Monday, Jan. 20, 1975

Shutdown in Gary

Ever since New Year's Day, a familiar sight has been missing from Gary, Ind. For the first time in years, there is no miasma of smoke over U.S. Steel's Open Hearth Mill No. 4--a complex of ten 65-year-old furnaces that annually produce 960,000 tons of steel and, as an unwelcome byproduct, 2,700 tons of airborne grit. Because it claims that it cannot curb the fumes right now, the company has shut down the mill. The decision could cost 2,500 employees their jobs in a city with an unemployment rate already approaching 15%.

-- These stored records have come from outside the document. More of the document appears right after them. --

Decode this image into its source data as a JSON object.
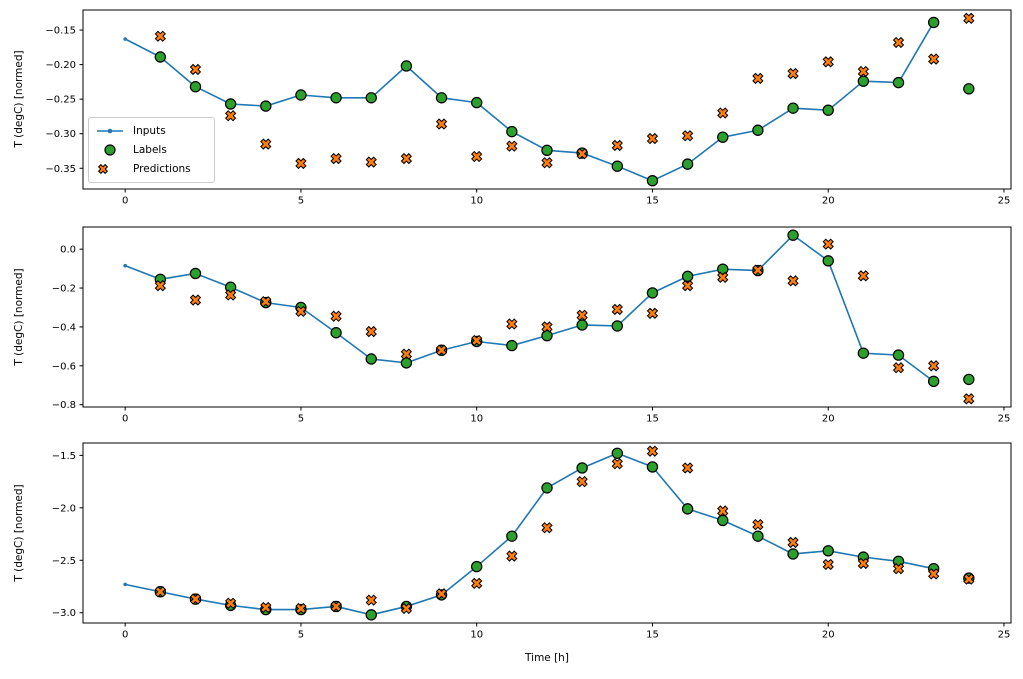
{
  "figure": {
    "background": "#ffffff",
    "axis_color": "#000000",
    "xlabel": "Time [h]",
    "ylabel": "T (degC) [normed]",
    "legend": {
      "items": [
        {
          "label": "Inputs",
          "icon": "inputs-line-dot-marker",
          "color": "#1f77b4"
        },
        {
          "label": "Labels",
          "icon": "labels-circle-marker",
          "color": "#2ca02c"
        },
        {
          "label": "Predictions",
          "icon": "predictions-x-marker",
          "color": "#ff7f0e"
        }
      ]
    }
  },
  "chart_data": [
    {
      "type": "line",
      "panel": 1,
      "title": "",
      "xlabel": "",
      "ylabel": "T (degC) [normed]",
      "xlim": [
        -1.2,
        25.2
      ],
      "ylim": [
        -0.38,
        -0.121
      ],
      "xticks": [
        0,
        5,
        10,
        15,
        20,
        25
      ],
      "xtick_labels": [
        "0",
        "5",
        "10",
        "15",
        "20",
        "25"
      ],
      "yticks": [
        -0.15,
        -0.2,
        -0.25,
        -0.3,
        -0.35
      ],
      "ytick_labels": [
        "−0.15",
        "−0.20",
        "−0.25",
        "−0.30",
        "−0.35"
      ],
      "legend_visible": true,
      "series": [
        {
          "name": "Inputs",
          "kind": "line",
          "color": "#1f77b4",
          "x": [
            0,
            1,
            2,
            3,
            4,
            5,
            6,
            7,
            8,
            9,
            10,
            11,
            12,
            13,
            14,
            15,
            16,
            17,
            18,
            19,
            20,
            21,
            22,
            23
          ],
          "values": [
            -0.163,
            -0.189,
            -0.232,
            -0.257,
            -0.26,
            -0.244,
            -0.248,
            -0.248,
            -0.202,
            -0.248,
            -0.255,
            -0.297,
            -0.324,
            -0.328,
            -0.347,
            -0.368,
            -0.344,
            -0.305,
            -0.295,
            -0.263,
            -0.266,
            -0.224,
            -0.226,
            -0.139
          ]
        },
        {
          "name": "Labels",
          "kind": "scatter_circle",
          "color": "#2ca02c",
          "x": [
            1,
            2,
            3,
            4,
            5,
            6,
            7,
            8,
            9,
            10,
            11,
            12,
            13,
            14,
            15,
            16,
            17,
            18,
            19,
            20,
            21,
            22,
            23,
            24
          ],
          "values": [
            -0.189,
            -0.232,
            -0.257,
            -0.26,
            -0.244,
            -0.248,
            -0.248,
            -0.202,
            -0.248,
            -0.255,
            -0.297,
            -0.324,
            -0.328,
            -0.347,
            -0.368,
            -0.344,
            -0.305,
            -0.295,
            -0.263,
            -0.266,
            -0.224,
            -0.226,
            -0.139,
            -0.235
          ]
        },
        {
          "name": "Predictions",
          "kind": "scatter_x",
          "color": "#ff7f0e",
          "x": [
            1,
            2,
            3,
            4,
            5,
            6,
            7,
            8,
            9,
            10,
            11,
            12,
            13,
            14,
            15,
            16,
            17,
            18,
            19,
            20,
            21,
            22,
            23,
            24
          ],
          "values": [
            -0.159,
            -0.207,
            -0.274,
            -0.315,
            -0.343,
            -0.336,
            -0.341,
            -0.336,
            -0.286,
            -0.333,
            -0.318,
            -0.342,
            -0.329,
            -0.317,
            -0.307,
            -0.303,
            -0.27,
            -0.22,
            -0.213,
            -0.196,
            -0.21,
            -0.168,
            -0.192,
            -0.133
          ]
        }
      ]
    },
    {
      "type": "line",
      "panel": 2,
      "title": "",
      "xlabel": "",
      "ylabel": "T (degC) [normed]",
      "xlim": [
        -1.2,
        25.2
      ],
      "ylim": [
        -0.812,
        0.114
      ],
      "xticks": [
        0,
        5,
        10,
        15,
        20,
        25
      ],
      "xtick_labels": [
        "0",
        "5",
        "10",
        "15",
        "20",
        "25"
      ],
      "yticks": [
        0.0,
        -0.2,
        -0.4,
        -0.6,
        -0.8
      ],
      "ytick_labels": [
        "0.0",
        "−0.2",
        "−0.4",
        "−0.6",
        "−0.8"
      ],
      "legend_visible": false,
      "series": [
        {
          "name": "Inputs",
          "kind": "line",
          "color": "#1f77b4",
          "x": [
            0,
            1,
            2,
            3,
            4,
            5,
            6,
            7,
            8,
            9,
            10,
            11,
            12,
            13,
            14,
            15,
            16,
            17,
            18,
            19,
            20,
            21,
            22,
            23
          ],
          "values": [
            -0.085,
            -0.155,
            -0.125,
            -0.196,
            -0.275,
            -0.3,
            -0.43,
            -0.565,
            -0.585,
            -0.52,
            -0.475,
            -0.496,
            -0.445,
            -0.39,
            -0.395,
            -0.225,
            -0.14,
            -0.103,
            -0.11,
            0.072,
            -0.06,
            -0.535,
            -0.545,
            -0.68
          ]
        },
        {
          "name": "Labels",
          "kind": "scatter_circle",
          "color": "#2ca02c",
          "x": [
            1,
            2,
            3,
            4,
            5,
            6,
            7,
            8,
            9,
            10,
            11,
            12,
            13,
            14,
            15,
            16,
            17,
            18,
            19,
            20,
            21,
            22,
            23,
            24
          ],
          "values": [
            -0.155,
            -0.125,
            -0.196,
            -0.275,
            -0.3,
            -0.43,
            -0.565,
            -0.585,
            -0.52,
            -0.475,
            -0.496,
            -0.445,
            -0.39,
            -0.395,
            -0.225,
            -0.14,
            -0.103,
            -0.11,
            0.072,
            -0.06,
            -0.535,
            -0.545,
            -0.68,
            -0.67
          ]
        },
        {
          "name": "Predictions",
          "kind": "scatter_x",
          "color": "#ff7f0e",
          "x": [
            1,
            2,
            3,
            4,
            5,
            6,
            7,
            8,
            9,
            10,
            11,
            12,
            13,
            14,
            15,
            16,
            17,
            18,
            19,
            20,
            21,
            22,
            23,
            24
          ],
          "values": [
            -0.188,
            -0.262,
            -0.236,
            -0.27,
            -0.32,
            -0.345,
            -0.424,
            -0.54,
            -0.52,
            -0.47,
            -0.385,
            -0.4,
            -0.34,
            -0.31,
            -0.33,
            -0.188,
            -0.145,
            -0.108,
            -0.163,
            0.026,
            -0.137,
            -0.61,
            -0.6,
            -0.77
          ]
        }
      ]
    },
    {
      "type": "line",
      "panel": 3,
      "title": "",
      "xlabel": "Time [h]",
      "ylabel": "T (degC) [normed]",
      "xlim": [
        -1.2,
        25.2
      ],
      "ylim": [
        -3.098,
        -1.382
      ],
      "xticks": [
        0,
        5,
        10,
        15,
        20,
        25
      ],
      "xtick_labels": [
        "0",
        "5",
        "10",
        "15",
        "20",
        "25"
      ],
      "yticks": [
        -1.5,
        -2.0,
        -2.5,
        -3.0
      ],
      "ytick_labels": [
        "−1.5",
        "−2.0",
        "−2.5",
        "−3.0"
      ],
      "legend_visible": false,
      "series": [
        {
          "name": "Inputs",
          "kind": "line",
          "color": "#1f77b4",
          "x": [
            0,
            1,
            2,
            3,
            4,
            5,
            6,
            7,
            8,
            9,
            10,
            11,
            12,
            13,
            14,
            15,
            16,
            17,
            18,
            19,
            20,
            21,
            22,
            23
          ],
          "values": [
            -2.73,
            -2.8,
            -2.87,
            -2.93,
            -2.97,
            -2.97,
            -2.94,
            -3.02,
            -2.94,
            -2.83,
            -2.56,
            -2.27,
            -1.81,
            -1.62,
            -1.48,
            -1.61,
            -2.01,
            -2.12,
            -2.27,
            -2.44,
            -2.41,
            -2.47,
            -2.51,
            -2.58
          ]
        },
        {
          "name": "Labels",
          "kind": "scatter_circle",
          "color": "#2ca02c",
          "x": [
            1,
            2,
            3,
            4,
            5,
            6,
            7,
            8,
            9,
            10,
            11,
            12,
            13,
            14,
            15,
            16,
            17,
            18,
            19,
            20,
            21,
            22,
            23,
            24
          ],
          "values": [
            -2.8,
            -2.87,
            -2.93,
            -2.97,
            -2.97,
            -2.94,
            -3.02,
            -2.94,
            -2.83,
            -2.56,
            -2.27,
            -1.81,
            -1.62,
            -1.48,
            -1.61,
            -2.01,
            -2.12,
            -2.27,
            -2.44,
            -2.41,
            -2.47,
            -2.51,
            -2.58,
            -2.67
          ]
        },
        {
          "name": "Predictions",
          "kind": "scatter_x",
          "color": "#ff7f0e",
          "x": [
            1,
            2,
            3,
            4,
            5,
            6,
            7,
            8,
            9,
            10,
            11,
            12,
            13,
            14,
            15,
            16,
            17,
            18,
            19,
            20,
            21,
            22,
            23,
            24
          ],
          "values": [
            -2.8,
            -2.87,
            -2.91,
            -2.95,
            -2.96,
            -2.94,
            -2.88,
            -2.96,
            -2.82,
            -2.72,
            -2.46,
            -2.19,
            -1.75,
            -1.58,
            -1.46,
            -1.62,
            -2.03,
            -2.16,
            -2.33,
            -2.54,
            -2.53,
            -2.58,
            -2.63,
            -2.68
          ]
        }
      ]
    }
  ]
}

At first glance, the move might seem to be a classic case of economics v. ecology. But the case is more complicated than that. It began in 1965, when U.S. Steel voluntarily entered into a legal agreement with Gary--which had the dubious distinction of having the dirtiest air of any U.S. city--to clean up its smoke. To do that, U.S. Steel pledged either to install antipollution equipment or replace all 53 of its open-hearth furnaces in the city with more efficient, less polluting basic oxygen furnaces by Dec. 31, 1973. When that date came, though the other U.S. Steel furnaces in Gary had been replaced, the ten open-hearth furnaces in Mill No. 4 were still in operation. So the company asked the state air-pollution control board, the city and the federal Environmental Protection Agency for first one six-month and then another six-month extension. Even though Gary's air quality was far below federal health standards, the extensions were granted. But to get the second delay, the company agreed to a consent decree in court, promising to finish the job by Dec. 31, 1974.

Paying Tribute. Last month U.S. Steel once again announced that it needed additional time to clean up Mill No. 4. The company argued that it had acted in good faith. But its new furnaces were not yet able to operate at full enough capacity to allow the old ones to be phased out and replaced. In granting a third extension, Federal Judge Allen Sharp ruled that the company must pay a fine of $2,300 a day for 90 days, or until the air-pollution problem was solved. The fine was meant, said an EPA representative, only as "an incentive to move." But U.S. Steel Vice President William Haskell said that it amounted to paying "tribute" to the Government, and the company shut down the mill "as a matter of principle." As a result, U.S. Steel has at least temporarily lost about 10% of its total output in Gary.

EPA Administrator Russell Train expressed "shock" at the company's decision, saying: "Our intention is to clean up, not close down this facility." The cost of the fine, he figures, comes to an additional 94-c- per worker per day, and 75-c- per ton of steel produced. Unemployment benefits, on the other hand, cost the company $7 per day per laid-off worker. Train urged U.S. Steel to "reconsider" its decision. But the company still refuses to pay the fine, and the EPA refuses to accept any compromise solution. Both sides apparently fear setting precedents that might influence their future disputes in other parts of the country. Meantime, the fires in Open Hearth No. 4 remain banked, though almost everyone in Gary would like to see them relit as soon as possible.